Day One: I don’t feel like celebrating (grief version)
For whatever reason, you’re out of step with the holiday season. It may be the first Christmas without someone who was very special in your life, whether a family member or friend. Or your loved one may still be here, but you’re well aware that it’s probably the last Christmas that you’ll celebrate together. Or it may not be the first Christmas but the second, which in a weird way feels even harder because the reality sets in. They’re not just gone on a trip. They’ll never be here for Christmas again.
It may be the first Christmas since the separation or divorce, and for the first time since your children were born you won’t see their faces on Christmas morning. The prospect feels unbearable.
The first strategy is to give yourself a pass. If you feel like you’ll weep your way through the neighborhood caroling, take a pass this year.
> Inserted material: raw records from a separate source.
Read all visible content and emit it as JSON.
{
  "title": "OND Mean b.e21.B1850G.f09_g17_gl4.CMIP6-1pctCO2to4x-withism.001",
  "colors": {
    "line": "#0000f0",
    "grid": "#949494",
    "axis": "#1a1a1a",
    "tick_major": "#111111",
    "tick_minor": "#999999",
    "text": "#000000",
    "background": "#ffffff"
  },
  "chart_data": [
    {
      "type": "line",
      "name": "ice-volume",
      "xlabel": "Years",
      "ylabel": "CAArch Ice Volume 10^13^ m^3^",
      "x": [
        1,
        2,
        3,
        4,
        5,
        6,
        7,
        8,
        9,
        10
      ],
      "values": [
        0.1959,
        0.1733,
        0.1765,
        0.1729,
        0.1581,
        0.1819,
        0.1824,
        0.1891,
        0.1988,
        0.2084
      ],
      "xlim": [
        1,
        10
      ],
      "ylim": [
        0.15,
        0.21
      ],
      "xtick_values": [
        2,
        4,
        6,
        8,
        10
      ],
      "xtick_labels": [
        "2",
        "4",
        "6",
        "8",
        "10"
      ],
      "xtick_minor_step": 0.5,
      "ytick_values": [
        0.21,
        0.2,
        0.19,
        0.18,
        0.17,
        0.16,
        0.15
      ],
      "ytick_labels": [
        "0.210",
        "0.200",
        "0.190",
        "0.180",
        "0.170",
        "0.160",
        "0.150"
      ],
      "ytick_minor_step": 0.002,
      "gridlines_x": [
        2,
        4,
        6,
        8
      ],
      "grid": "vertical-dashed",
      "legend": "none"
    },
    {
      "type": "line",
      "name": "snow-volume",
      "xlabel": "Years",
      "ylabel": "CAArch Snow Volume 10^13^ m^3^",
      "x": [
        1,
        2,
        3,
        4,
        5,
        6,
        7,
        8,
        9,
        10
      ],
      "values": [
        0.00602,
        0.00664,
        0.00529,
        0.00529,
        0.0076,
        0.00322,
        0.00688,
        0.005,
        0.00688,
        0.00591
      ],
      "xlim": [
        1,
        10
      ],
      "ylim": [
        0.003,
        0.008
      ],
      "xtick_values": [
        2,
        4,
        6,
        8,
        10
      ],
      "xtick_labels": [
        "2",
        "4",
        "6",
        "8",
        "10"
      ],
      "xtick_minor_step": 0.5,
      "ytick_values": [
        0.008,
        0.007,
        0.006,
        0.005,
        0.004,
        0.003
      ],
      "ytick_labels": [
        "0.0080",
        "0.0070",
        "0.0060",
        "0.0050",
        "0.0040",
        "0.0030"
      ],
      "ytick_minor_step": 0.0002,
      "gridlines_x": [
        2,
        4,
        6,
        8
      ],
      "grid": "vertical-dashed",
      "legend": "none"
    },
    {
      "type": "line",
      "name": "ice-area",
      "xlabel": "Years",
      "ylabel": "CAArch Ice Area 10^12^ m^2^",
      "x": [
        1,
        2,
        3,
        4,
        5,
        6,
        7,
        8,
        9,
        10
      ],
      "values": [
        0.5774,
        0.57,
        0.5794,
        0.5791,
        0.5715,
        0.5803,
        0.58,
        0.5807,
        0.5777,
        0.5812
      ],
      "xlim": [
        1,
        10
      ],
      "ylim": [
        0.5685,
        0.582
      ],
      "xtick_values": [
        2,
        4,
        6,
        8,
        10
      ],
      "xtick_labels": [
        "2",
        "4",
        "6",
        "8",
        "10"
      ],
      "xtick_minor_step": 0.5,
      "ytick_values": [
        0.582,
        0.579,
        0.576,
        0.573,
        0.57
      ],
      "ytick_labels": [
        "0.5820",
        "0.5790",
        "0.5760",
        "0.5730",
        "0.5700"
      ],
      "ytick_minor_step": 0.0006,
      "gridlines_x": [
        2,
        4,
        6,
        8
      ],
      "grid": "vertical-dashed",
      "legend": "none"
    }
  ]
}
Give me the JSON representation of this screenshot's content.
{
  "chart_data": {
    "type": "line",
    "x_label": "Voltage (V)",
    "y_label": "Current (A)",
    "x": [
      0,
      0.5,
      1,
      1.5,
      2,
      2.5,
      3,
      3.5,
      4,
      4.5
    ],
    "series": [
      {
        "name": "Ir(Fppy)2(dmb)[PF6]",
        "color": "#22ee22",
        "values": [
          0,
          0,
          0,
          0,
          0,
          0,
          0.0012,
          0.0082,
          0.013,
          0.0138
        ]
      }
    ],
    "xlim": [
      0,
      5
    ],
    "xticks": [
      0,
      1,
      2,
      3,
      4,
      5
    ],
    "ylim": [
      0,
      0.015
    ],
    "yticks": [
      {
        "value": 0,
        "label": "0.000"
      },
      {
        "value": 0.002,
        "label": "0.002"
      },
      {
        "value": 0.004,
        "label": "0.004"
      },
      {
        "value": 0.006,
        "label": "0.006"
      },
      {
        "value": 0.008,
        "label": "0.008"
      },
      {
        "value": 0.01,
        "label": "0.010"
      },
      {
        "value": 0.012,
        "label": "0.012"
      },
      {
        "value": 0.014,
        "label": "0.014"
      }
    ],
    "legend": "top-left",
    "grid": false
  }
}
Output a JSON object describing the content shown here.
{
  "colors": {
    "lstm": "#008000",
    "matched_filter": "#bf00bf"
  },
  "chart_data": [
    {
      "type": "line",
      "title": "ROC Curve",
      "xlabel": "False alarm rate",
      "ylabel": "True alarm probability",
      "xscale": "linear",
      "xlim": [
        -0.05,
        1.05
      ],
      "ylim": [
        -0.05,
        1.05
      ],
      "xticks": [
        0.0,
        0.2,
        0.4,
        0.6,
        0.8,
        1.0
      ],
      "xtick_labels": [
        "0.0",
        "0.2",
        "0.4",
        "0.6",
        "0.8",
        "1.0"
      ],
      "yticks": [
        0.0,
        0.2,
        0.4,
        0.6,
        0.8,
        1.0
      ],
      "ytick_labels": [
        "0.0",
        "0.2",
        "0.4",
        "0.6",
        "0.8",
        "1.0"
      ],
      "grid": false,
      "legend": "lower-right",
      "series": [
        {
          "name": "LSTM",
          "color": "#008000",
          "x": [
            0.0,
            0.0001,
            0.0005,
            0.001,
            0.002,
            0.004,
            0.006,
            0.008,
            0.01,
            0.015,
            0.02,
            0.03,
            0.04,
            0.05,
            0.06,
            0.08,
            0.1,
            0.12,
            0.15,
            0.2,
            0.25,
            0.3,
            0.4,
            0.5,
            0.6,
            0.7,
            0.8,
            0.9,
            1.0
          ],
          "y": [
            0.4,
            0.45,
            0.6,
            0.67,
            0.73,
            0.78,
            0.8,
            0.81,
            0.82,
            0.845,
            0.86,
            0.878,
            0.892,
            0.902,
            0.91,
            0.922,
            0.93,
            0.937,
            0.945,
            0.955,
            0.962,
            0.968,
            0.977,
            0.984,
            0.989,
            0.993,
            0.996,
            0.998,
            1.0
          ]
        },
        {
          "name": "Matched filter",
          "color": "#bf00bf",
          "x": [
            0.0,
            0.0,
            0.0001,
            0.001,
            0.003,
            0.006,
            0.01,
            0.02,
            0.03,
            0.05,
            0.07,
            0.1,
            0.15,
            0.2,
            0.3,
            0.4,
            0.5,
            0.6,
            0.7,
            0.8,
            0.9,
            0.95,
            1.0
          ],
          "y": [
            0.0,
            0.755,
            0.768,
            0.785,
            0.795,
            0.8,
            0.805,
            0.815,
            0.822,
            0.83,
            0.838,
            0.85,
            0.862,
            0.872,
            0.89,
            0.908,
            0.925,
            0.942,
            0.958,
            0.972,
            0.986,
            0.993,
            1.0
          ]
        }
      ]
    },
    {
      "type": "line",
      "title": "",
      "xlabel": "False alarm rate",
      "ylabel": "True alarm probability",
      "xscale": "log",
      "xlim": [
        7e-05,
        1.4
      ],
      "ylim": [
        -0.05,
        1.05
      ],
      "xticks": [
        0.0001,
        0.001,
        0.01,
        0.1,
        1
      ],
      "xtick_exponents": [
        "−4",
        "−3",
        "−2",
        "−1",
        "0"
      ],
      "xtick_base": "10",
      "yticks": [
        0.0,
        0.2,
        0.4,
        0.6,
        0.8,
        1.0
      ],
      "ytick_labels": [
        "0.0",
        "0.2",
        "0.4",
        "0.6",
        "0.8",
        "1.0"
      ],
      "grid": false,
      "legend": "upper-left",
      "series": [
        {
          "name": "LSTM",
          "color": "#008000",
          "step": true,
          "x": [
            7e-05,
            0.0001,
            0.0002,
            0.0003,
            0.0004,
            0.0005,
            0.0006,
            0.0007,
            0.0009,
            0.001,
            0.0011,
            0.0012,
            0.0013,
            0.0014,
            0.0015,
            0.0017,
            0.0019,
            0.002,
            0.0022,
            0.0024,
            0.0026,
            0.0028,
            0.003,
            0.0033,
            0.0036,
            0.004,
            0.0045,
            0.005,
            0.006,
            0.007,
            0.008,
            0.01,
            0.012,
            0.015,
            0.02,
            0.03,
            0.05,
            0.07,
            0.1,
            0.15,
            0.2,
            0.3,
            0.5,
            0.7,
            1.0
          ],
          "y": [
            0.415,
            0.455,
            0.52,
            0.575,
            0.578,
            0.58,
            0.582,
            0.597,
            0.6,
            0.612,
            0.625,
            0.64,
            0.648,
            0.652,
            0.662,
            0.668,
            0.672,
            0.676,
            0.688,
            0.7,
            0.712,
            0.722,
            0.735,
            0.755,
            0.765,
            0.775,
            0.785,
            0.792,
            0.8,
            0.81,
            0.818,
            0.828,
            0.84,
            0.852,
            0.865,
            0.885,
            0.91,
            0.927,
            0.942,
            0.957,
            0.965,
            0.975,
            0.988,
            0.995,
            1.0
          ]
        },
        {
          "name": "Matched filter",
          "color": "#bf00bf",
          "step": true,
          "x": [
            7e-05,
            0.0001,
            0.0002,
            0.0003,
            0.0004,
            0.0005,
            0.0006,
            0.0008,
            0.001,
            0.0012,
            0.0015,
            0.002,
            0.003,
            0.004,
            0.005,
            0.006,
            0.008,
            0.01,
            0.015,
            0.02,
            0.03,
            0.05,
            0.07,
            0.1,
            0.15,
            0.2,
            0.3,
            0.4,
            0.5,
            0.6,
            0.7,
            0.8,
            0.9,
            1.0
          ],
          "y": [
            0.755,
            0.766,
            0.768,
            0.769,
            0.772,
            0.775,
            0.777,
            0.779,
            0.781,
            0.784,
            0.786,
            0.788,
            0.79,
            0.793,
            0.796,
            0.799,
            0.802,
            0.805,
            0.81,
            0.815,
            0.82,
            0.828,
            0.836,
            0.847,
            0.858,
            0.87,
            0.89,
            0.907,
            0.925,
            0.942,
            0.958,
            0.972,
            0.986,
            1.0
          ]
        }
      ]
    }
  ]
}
Missing one year doesn’t mean you’ll never do it again. Listen to what will bring you comfort. There may be comfort for you in keeping some of your traditions or it may be too heart-breaking. No one else can be an expert on what is right for you. You do what you need to do.
And that’s the second strategy: Do what you need to do to get through this year. If you need to drink hot chocolate and cry your way through “It’s a Wonderful Life,” then do it. If you need to go on a Bahamas cruise and skip over Christmas this year, then do it. Some people find meaning and comfort in doing something for someone else at this time; for example, helping to serve a holiday meal to those in need.
There are provisions to this rule: First provision: Doing what you think you need to do does not apply if what you think you need to do is drink large quantities of alcohol or partake in recreational drugs. It may be tempting to numb out the feelings but the feelings don’t go away. Better to allow them and deal with them. If you need to see a therapist or attend a support group to help you get through it, then do it. Your local hospice may have a group or workshop for those facing grief and the holidays.
The second provision is if you have small children in the house, respect their need for continuity and tradition. You may not feel like putting up a tree or doing stockings, but it’s important for them. However, this doesn’t mean that you have to pretend like nothing has happened. You and your children can talk about what’s different and how you feel about it. Give them permission to be both happy and sad.
This Christmas is simply this Christmas. If it is less than joyful for you, it doesn’t mean you’ll never have a good Christmas again. Give yourself permission not to do everything if it seems too heartbreaking for you. Do the things that bring comfort. And allow yourself to get support and help as you need it.